Por Ramalho Leite
No tempo em que a Paraíba só oferecia a seus filhos os estudos preparatórios, existiam dois estabelecimentos de ensino referenciados: o Liceu Paraibano e a Escola Normal. Ambos se localizavam no antigo Pátio do Colégio, depois praça Comendador Felizardo e finalmente, Praça João Pessoa. Era nesse largo, à época cercada por um gradil, que se concentrava a estudantada, belas normalistas e os futuros bacharéis, se tivessem condições de chegar à vetusta faculdade de direito do Recife. Da convivência desses jovens, com suas vistas voltadas para o futuro, nasceram muitos casamentos. Famílias distanciadas umas das outras por divergências políticas ou entreveros pessoais, podiam se reunir através dos seus rebentos e encontrar a paz.
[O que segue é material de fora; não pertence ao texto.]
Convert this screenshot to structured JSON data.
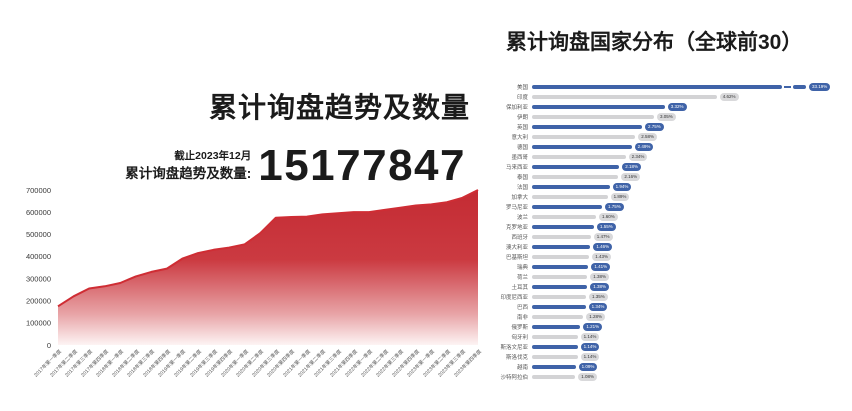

O contrário, poder ia também acontecer e, de namoros proibidos, surgirem motivos para uma guerra de linhagem, afetando a vaidade genealógica de alguns.Nunca se esperou, porém, que o local fosse reservado a testemunhar uma dos mais trágicos incidentes da historia paraibana na década dos anos vinte.
Era setembro de 1923, e dirigia a Escola Normal o monsenhor João Milanez que, incomodado com a algazarra dos estudantes do Liceu e a proximidade deles com suas preciosas alunas, resolveu estabelecer uma linha divisória no logradouro. A partir daquela linha imaginária, ninguém poderia ultrapassar para ir ao encontro das normalistas. A guarda civil estava encarregada de manter essa determinação. Um sábado à tarde, Sady Castor, aluno do Liceu, pretendeu ir ao e ncontro da sua namorada, a futura professora Àgaba Gonçalves de Medeiros. Foi admoestado pelo Guarda 33, que fazia o papel de “guardião da honra das moças”, um pernambucano batizado Antonio Carlos de Menezes. O estudante resolveu desobedecer à autoridade e ultrapassou a faixa proibida. Surgiu uma discussão entre os dois, resultando daí a morte de Sady, atingido por um tiro certeiro do destemperado guardião da praça.
O estudante Sady Castor foi socorrido pelos médicos Newton Lacerda e Ademar Londres, cujos esforços para salvar-lhe a vida, foram em vão. Conduzido para a casa do seu parente, dr.Gouveia Nóbrega, o corpo do inditoso jovem recebeu “absolvição in limine do padre Jos&eacut e; Coutinho” conforme noticiou a União do dia seguinte. O Guarda 33 foi “preso em flagrante pelo Sr. Dr. Mariano Falcão, entregue ao Guarda 41…e recolhido à cadeia pública”.Sady tinha apenas 25 anos e era filho do major Emiliano Castor de Araujo, residente em Soledade. Os estudantes do Lyceu Parahybano transformaram sua escola em palco de protesto e revolta contra as autoridades estaduais. O presidente Solon de Lucena se fez representar no funeral pelo secretario geral Álvaro de Carvalho, e substituiu o diretor da Escola Normal pelo seu conterrâneo do Bananeiras, o cônego Pedro Anísio.Nesse dia, a terceira escola entã ;o existente, a Academia de Comercio, liberou seus alunos que, incorporados, compareceram ao funeral.
Mas não terminaria aí essa tragédia que quase derruba o presidente Solon de Lucena. A jovem Ágaba, inconsolável com a perda do namorado, cometeria suicídio alguns dias depois. Em carta, pediu desculpas àquela que seria sua futura sogra e, revelou suas razões: “ Resta-nos confiar na justiça da terra? Não, confiarei na Divina, pois que aquela falha e esta jamais falhará”. E conclui: “Peço-vos que abençoeis aquela que amanhã irá fazer companhia àquele que soube honrar e fazer-se honrar”.
A inconformada normalista pertencia a família importante da nossa sociedade. A União e o Governo, acossados por uma opinião pública, abalada com a tragédia que vitimou dois jovens enamorados, não quis agravar os fatos e tratou de minimizá-los. Seu noticiário, na edição de 07.10.1923, assim registrou o passamento da infeliz jovem: “Hontem às 18 horas, mais ou menos, sentindo-se mal do estômago, a senhorita Àgaba diluiu num copo d´água uma droga qualquer, e julgando tratar-se de bicarbonato de sódio, ingeriu a solução.Ocorre que a infeliz moça por um equivoco fatal, trocara os vidros do medicamentos, tomando arsênico em vez de bicarbonato”.